Körper und Seele neu aufbauen
Von Ingrid Teufl
Der Therapieplan für eine Woche umfasst bei Walter Horn zwei A4-Seiten: Physio- und Ergotherapie, Heilgymnastik, Ernährungskurs, psychologische Beratung, Entspannungstechniken.
Im Herbst 2010 wankte die Welt des umtriebigen Pensionisten, der in Kärnten einen Kulturverein leitet: Diagnose Dickdarmkrebs im fortgeschrittenen Stadium. Inklusive Metastasen. "Es hat nicht gut ausgeschaut. Gerettet haben mich die Chirurgen und Onkologen." Der Operation folgte ein halbes Jahr Chemotherapie. Heute sind in seinem Körper keine Krebszellen mehr nachweisbar. Spuren hat der Tumor dennoch hinterlassen.
Psychisch ließ sich Horn zwar "nicht ins Boxhorn jagen". Aber durch die Chemo litt er an Nervenschädigungen in den Gliedmaßen (Polyneuropathie, Anm.) . "Ich hatte kein Gefühl mehr in Armen und Beinen und habe mich aus Angst vor Stürzen immer weniger bewegt."
Sein Arzt machte ihn auf die Möglichkeit der onkologischen Rehabilitation im Humanomed Zentrum Althofen in Kärnten aufmerksam. "Ich war skeptisch, wurde aber eines Besseren belehrt. Hier wird nicht nur Augenmerk auf die Reha gelegt, sondern auch, wie zukünftige Erkrankungen verhindert werden können. Man erhält konkrete Anleitungen für den Alltag."

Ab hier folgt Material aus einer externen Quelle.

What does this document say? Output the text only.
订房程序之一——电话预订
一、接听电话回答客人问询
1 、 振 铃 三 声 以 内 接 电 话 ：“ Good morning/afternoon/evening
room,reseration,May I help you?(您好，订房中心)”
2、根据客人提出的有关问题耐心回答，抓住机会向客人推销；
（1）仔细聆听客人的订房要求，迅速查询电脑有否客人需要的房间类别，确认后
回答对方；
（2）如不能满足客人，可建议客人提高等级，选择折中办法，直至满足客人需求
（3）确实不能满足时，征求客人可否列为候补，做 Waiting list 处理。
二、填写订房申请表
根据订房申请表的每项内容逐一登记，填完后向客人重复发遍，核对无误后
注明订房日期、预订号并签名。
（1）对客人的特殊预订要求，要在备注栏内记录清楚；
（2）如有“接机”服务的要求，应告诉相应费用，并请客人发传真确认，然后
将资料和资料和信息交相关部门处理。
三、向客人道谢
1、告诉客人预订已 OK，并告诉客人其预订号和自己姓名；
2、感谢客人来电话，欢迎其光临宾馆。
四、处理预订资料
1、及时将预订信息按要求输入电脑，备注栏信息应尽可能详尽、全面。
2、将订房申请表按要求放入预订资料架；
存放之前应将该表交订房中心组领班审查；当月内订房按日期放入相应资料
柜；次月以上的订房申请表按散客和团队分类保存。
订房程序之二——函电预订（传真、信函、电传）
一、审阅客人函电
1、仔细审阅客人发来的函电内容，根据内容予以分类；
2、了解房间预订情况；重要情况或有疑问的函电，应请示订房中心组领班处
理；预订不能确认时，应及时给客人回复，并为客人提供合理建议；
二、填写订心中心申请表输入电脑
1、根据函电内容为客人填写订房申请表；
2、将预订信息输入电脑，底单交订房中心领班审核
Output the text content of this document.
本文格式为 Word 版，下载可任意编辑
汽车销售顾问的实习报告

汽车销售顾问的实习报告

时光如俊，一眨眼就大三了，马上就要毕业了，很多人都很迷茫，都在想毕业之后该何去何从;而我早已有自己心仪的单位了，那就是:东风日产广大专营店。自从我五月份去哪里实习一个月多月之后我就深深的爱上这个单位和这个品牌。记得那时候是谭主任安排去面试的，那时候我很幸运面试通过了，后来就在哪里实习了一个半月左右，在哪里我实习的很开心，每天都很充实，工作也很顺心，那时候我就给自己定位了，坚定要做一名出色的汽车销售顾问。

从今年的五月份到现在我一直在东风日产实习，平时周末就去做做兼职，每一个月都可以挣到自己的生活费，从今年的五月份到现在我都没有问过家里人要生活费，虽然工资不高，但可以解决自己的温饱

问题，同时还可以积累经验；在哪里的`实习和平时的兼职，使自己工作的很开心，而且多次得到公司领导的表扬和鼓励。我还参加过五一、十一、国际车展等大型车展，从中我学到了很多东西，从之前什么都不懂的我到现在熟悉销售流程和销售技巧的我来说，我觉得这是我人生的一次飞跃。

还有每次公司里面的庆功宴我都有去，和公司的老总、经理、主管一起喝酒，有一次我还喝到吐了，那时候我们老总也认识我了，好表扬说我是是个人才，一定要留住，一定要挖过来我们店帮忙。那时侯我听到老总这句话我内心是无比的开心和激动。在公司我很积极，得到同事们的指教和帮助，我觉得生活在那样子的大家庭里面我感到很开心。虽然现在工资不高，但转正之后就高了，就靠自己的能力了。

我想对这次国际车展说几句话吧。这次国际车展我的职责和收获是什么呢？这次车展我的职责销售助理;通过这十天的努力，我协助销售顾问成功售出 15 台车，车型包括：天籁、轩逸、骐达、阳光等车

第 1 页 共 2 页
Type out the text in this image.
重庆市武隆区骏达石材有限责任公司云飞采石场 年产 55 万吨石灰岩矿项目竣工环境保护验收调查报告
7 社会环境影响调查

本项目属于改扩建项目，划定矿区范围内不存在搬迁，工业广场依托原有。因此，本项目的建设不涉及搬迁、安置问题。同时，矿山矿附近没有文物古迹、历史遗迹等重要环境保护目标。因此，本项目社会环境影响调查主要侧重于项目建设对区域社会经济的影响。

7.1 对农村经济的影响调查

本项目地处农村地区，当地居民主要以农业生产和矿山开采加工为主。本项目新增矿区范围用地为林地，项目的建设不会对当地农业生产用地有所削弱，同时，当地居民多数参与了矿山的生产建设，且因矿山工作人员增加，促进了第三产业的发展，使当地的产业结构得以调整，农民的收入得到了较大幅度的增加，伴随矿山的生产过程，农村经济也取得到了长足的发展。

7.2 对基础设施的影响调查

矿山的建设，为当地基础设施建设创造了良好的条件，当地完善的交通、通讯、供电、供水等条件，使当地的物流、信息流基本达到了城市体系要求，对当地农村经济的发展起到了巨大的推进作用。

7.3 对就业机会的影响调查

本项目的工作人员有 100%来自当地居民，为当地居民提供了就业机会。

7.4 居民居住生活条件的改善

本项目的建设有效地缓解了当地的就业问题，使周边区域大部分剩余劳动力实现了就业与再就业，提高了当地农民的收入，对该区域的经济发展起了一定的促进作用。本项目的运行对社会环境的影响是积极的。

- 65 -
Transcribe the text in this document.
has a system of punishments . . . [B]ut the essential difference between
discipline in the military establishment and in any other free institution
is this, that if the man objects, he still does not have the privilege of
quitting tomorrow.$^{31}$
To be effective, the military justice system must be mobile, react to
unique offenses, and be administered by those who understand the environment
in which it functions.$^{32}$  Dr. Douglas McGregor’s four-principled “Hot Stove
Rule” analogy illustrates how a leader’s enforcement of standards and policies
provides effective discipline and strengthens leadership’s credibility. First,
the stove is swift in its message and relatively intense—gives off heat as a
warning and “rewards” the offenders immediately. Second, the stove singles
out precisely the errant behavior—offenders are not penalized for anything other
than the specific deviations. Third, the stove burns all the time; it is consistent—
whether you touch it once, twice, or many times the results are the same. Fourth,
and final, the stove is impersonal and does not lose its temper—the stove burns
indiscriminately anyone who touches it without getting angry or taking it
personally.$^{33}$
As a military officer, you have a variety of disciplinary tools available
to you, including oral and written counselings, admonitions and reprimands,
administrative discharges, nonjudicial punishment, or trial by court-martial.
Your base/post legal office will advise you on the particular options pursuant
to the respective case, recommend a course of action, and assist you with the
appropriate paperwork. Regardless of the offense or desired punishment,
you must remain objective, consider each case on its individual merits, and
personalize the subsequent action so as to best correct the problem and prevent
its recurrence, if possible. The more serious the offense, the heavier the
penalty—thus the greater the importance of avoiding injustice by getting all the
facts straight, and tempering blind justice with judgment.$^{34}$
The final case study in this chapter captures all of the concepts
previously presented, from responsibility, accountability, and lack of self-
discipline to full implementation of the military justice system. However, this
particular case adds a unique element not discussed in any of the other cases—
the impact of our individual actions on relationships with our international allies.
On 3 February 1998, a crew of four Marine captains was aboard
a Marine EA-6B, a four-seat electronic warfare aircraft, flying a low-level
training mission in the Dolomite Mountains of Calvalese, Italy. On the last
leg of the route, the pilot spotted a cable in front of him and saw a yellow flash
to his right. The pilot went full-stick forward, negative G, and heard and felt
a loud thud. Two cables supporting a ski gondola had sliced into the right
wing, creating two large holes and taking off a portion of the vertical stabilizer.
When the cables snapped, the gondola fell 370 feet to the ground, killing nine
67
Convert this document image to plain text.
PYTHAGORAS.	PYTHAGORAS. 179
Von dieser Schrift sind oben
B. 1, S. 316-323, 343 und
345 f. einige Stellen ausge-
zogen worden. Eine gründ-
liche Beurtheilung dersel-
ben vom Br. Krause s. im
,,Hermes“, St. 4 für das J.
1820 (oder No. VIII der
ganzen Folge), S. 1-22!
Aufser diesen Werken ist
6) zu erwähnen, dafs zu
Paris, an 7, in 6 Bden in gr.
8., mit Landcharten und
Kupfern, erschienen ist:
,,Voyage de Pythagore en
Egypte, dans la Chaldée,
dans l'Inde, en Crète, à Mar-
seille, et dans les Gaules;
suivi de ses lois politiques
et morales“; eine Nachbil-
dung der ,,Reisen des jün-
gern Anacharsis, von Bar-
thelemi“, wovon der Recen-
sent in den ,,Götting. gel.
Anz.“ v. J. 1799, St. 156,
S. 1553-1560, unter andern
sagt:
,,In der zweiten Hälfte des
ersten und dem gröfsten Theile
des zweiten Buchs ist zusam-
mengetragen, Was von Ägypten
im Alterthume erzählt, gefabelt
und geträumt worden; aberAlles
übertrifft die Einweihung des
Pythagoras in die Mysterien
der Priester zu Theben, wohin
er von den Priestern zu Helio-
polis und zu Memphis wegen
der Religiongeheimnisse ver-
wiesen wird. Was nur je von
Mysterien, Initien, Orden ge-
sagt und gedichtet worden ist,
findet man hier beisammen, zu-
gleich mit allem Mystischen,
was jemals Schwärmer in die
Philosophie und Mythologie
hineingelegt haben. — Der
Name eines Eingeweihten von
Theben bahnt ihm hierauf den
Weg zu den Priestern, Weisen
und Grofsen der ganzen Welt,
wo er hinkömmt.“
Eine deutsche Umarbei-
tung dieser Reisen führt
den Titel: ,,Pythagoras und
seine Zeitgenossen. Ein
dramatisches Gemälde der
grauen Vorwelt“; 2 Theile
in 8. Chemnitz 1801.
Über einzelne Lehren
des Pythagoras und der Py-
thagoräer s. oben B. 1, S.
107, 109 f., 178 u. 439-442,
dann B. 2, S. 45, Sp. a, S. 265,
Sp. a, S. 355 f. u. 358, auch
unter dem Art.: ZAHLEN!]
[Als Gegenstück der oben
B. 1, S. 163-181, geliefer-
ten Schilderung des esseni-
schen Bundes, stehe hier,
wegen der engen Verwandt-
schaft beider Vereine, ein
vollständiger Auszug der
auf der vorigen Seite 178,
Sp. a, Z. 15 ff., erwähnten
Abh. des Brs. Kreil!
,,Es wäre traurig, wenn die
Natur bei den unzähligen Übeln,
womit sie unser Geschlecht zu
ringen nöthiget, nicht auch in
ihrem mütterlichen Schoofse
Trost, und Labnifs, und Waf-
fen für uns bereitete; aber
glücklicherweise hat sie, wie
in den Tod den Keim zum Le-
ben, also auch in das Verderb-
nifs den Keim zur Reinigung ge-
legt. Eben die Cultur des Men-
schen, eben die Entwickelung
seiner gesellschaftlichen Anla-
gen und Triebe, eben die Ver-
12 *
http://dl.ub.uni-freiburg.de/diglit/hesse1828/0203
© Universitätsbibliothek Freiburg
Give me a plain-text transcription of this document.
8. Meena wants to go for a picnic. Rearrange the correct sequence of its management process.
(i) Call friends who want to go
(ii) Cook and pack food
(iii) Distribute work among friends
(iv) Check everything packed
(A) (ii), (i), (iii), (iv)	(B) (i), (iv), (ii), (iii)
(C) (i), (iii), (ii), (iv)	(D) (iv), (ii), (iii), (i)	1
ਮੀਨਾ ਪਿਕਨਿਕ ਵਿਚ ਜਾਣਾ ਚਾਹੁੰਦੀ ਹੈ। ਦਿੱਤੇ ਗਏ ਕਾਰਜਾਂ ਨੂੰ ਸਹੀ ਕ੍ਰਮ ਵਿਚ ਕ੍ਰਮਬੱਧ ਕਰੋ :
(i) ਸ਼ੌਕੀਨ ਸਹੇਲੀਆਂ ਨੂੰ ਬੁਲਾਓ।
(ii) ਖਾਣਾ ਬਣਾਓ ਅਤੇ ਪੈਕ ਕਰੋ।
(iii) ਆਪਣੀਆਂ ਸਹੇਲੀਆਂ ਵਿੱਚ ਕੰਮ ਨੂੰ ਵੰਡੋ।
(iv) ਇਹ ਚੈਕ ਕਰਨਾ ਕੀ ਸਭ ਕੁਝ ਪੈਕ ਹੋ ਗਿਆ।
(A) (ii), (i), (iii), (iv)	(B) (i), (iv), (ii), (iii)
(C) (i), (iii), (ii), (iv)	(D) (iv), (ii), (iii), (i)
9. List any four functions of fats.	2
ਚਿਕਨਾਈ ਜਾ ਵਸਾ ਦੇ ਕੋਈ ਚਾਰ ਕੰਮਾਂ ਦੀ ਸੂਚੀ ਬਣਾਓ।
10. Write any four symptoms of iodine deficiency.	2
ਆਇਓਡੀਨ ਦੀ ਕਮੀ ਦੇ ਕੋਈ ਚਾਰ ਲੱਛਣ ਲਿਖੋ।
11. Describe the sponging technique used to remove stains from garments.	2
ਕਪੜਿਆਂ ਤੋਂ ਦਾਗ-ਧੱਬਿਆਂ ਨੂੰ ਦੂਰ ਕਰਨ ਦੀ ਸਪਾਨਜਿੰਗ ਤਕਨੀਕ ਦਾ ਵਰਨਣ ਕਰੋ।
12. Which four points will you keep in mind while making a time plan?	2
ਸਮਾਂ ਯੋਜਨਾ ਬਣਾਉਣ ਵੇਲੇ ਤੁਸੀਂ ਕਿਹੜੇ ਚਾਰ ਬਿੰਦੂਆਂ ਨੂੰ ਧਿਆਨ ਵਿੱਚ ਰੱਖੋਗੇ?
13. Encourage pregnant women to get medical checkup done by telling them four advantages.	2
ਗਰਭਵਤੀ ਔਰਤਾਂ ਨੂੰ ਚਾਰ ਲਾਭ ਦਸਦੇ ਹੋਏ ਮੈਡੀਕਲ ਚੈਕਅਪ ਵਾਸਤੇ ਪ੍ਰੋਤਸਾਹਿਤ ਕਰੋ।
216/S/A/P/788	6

Den Patienten auf allen Ebenen das nötige Rüstzeug für die Zeit nach der akuten Krebs-Therapie mitzugeben, steht im Zentrum. "Wir wollen kein Krankheits-
sondern ein Lebensgefühl vermitteln", sagt Prim. Dietmar Geissler, der das Konzept mitentwickelt hat. "Trotz einer Heilung im medizinischen Sinn - es sind keine Krebszellen mehr nachweisbar - ist bei vielen Patienten das Vertrauen in die eigene Existenz tief erschüttert. In diesem Zustand werden sie in ihren Alltag entlassen."
Lebensstil
Die dreiwöchige Therapie setzt vor allem auf Lebensstiländerung. "Es gibt eindeutige Daten, dass durch eine entsprechende Veränderung - etwa Reduktion des Fettgewebes - ein Wiederauftreten des Krebs reduziert werden kann." Untermauert wird das durch den aktuellen Macmillan-Cancer-Report: Nur zweieinhalb Stunden Bewegung pro Woche können helfen, die Krankheit zu besiegen und etwaige Therapie-Nebenwirkungen zu minimieren. Bewegung ist also ein wichtiges Therapie-Element. "Viele Patienten haben mit Muskelabbau oder eingeschränkter Mobilität zu kämpfen", betont Geissler. Abfinden muss man sich damit nicht: "Heute war ich schon Nordic Walking", erzählt Walter Horn. "Vor zwei Wochen hätte ich das nicht einmal zu hoffen gewagt."
Der Bedarf an Therapiebetten steigt
Einrichtung
Im Kur- und Reha-Zentrum Althofen (ca. 600 Betten, Schwerpunkt Bewegungsapparat) in Kärnten sind 40 Betten für onkologische Rehabilitation reserviert. Im Rahmen eines Pilotprojekts übernimmt die Pensionsversicherungsanstalt (PVA) für drei Jahre die Finanzierung.
Aufnahme
In Frage kommen Patienten, deren primäre Krebstherapie abgeschlossen ist, die aber an den Folgenleiden. Der behandelnde Arzt muss (ähnlich einer Kur) den Antrag bei der PVA stellen.
Bedarf
In Österreich gibt es ca. 240 onkologische Rehab-Betten, Bedarf steigend. Meist sind diese jedoch auf andere Rehab-Abteilungen verteilt.